When a man from the cells fouled up, he was thrown in the hole, a junior-size cell with a dirt floor and a cat hole to crap in.

Because of the overcrowding, there was constant shifting of prisoners, many ceremonial occasions at white lines, inspections, friskings, shakedowns, foul-ups.

The night of the beating, Dupard had nothing to say, although Ozzie knew he was not asleep.

He tried to feel history in the cell. This was history out of George Orwell, the territory of no-choice. He could see how he'd been headed here since the day he was born. The brig was invented just for him. It was just another name for the stunted rooms where he'd spent his life.

He'd once told Reitmeyer that communism was the one true religion. He was speaking seriously but also for effect. He could enrage Reitmeyer by calling himself an atheist. Reitmeyer thought you had to be forty years old before you could claim that distinction. It was a position you had to earn through years of experience, like winning seniority in the Teamsters.

Maybe the brig was a kind of religion too. All prison. Something you carried with you all your life, a counterforce to politics and lies. This went deeper than anything they could tell you from the pulpit. It carried a truth no one could contradict. He'd been headed here from the start. Inevitable.

Trotsky in the Bronx, only blocks away.

Maybe what has to happen is that the individual must allow himself to be swept along, must find himself in the stream of no-choice, the single direction. This is what makes things inevitable. You use the restrictions and penalties they invent to make yourself stronger. History means to merge. The purpose of history is to climb out of your own skin. He knew what Trotsky had written, that revolution leads us out of the dark night of the isolated self. We live forever in history, outside ego and id. He wasn't sure he knew exactly what the id was but he knew it lay hidden in Hidell.
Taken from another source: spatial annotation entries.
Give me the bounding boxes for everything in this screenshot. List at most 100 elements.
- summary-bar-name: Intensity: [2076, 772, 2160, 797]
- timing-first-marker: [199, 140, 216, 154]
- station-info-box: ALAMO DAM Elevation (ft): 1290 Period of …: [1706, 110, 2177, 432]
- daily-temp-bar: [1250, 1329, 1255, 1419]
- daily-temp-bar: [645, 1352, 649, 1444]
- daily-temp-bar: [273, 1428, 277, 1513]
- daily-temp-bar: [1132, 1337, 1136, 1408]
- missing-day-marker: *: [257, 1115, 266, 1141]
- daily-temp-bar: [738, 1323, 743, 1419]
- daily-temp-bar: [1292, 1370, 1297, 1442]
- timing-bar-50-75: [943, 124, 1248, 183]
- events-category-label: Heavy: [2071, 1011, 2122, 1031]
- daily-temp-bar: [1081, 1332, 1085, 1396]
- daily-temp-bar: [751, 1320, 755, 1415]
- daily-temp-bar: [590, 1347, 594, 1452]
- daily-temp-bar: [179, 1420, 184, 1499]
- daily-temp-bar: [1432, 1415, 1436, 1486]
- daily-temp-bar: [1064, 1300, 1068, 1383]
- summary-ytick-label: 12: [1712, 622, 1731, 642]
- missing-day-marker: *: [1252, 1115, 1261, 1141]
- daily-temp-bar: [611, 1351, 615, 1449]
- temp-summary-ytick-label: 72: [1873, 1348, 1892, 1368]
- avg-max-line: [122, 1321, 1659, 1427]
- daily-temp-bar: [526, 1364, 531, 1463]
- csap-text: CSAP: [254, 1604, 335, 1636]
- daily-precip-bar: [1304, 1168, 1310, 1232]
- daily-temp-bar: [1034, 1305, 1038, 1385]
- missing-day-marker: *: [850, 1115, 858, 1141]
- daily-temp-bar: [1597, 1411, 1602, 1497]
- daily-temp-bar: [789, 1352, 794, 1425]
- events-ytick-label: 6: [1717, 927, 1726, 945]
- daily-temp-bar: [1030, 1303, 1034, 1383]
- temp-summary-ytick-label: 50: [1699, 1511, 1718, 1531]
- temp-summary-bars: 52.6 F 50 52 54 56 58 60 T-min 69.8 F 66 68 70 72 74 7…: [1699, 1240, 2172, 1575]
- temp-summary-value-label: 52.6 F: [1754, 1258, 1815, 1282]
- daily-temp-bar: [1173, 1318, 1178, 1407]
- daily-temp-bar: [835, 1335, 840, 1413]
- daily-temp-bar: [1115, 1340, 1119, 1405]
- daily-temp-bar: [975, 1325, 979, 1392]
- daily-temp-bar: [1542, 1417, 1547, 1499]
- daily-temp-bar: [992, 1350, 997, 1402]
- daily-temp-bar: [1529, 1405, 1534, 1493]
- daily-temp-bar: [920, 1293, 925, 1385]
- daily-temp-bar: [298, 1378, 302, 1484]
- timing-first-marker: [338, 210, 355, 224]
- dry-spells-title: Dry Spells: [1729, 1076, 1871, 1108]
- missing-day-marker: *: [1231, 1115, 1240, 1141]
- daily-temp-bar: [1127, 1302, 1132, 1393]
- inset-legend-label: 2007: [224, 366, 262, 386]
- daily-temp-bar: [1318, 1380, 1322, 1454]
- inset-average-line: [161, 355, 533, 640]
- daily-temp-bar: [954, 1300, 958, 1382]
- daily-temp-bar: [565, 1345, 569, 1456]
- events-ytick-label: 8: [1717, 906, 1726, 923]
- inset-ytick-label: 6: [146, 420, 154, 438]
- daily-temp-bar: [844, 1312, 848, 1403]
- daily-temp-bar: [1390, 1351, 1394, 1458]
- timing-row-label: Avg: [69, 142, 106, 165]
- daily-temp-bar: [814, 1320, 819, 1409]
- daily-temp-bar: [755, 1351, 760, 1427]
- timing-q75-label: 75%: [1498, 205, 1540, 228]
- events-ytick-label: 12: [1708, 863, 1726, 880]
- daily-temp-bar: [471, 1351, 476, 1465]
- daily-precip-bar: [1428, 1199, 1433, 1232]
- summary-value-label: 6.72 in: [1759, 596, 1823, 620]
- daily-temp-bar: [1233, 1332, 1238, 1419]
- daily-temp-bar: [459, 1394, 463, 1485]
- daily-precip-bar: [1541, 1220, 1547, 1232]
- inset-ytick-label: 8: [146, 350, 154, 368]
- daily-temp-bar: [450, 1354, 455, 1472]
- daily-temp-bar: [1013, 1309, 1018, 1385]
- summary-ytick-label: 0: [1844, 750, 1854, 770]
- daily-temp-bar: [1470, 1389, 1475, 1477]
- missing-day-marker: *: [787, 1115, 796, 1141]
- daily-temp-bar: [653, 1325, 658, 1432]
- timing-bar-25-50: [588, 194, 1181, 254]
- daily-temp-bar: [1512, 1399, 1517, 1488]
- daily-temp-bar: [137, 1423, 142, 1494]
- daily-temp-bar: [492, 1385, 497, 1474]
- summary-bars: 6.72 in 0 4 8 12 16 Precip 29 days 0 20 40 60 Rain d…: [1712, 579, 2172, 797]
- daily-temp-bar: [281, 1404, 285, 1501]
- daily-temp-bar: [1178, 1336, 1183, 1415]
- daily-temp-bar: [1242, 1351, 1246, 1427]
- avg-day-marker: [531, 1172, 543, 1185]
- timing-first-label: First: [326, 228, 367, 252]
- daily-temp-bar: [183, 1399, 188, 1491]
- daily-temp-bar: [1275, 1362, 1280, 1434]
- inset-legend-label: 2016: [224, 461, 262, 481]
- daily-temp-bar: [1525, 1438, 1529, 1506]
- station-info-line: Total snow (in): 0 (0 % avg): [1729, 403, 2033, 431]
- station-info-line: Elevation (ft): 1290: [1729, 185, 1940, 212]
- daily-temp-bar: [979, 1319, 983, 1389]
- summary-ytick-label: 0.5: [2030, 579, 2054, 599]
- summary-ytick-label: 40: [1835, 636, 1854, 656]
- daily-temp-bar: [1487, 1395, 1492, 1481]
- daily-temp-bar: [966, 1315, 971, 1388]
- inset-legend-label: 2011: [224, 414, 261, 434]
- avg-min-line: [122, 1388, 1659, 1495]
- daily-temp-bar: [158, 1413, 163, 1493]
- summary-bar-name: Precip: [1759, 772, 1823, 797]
A naked bulb burning in the passageway. He watched Dupard in the shadows, sitting on the infested cot, showing an empty stare. His bony wrists dangled out of the faded shirt. He had a gangliness that made him seem sixteen, rompish and clumsy, but he moved well running-running in the compound, running to the head, eyeing those white lines. A long face, hangdog, sad-sack, and dusty hair, reddish brown. Eyes suspicious and hurt, quick to look away. Oswald lay still, aware of a drone in the block, a heaving breath, grimness, massive sleep. Dupard undressed, got under the blanket and began to masturbate, turned toward the wall. Oswald watched his top shoulder twitch. Then he turned to his own wall, closed his eyes, tried to will himself to sleep.

Hidell means don't tell.

The id is hell.

Jerkle and Hide in their little cell.

Oswald stood at the white line in front of the urinal. A guard moved alongside, peering in that inquisitive way, like what do we have here to pass the time.

Oswald requested permission to cross the line.

"I'm looking at your hairline, shitbird. What is supposed to be the length of the hair in the area of the nape of the neck?"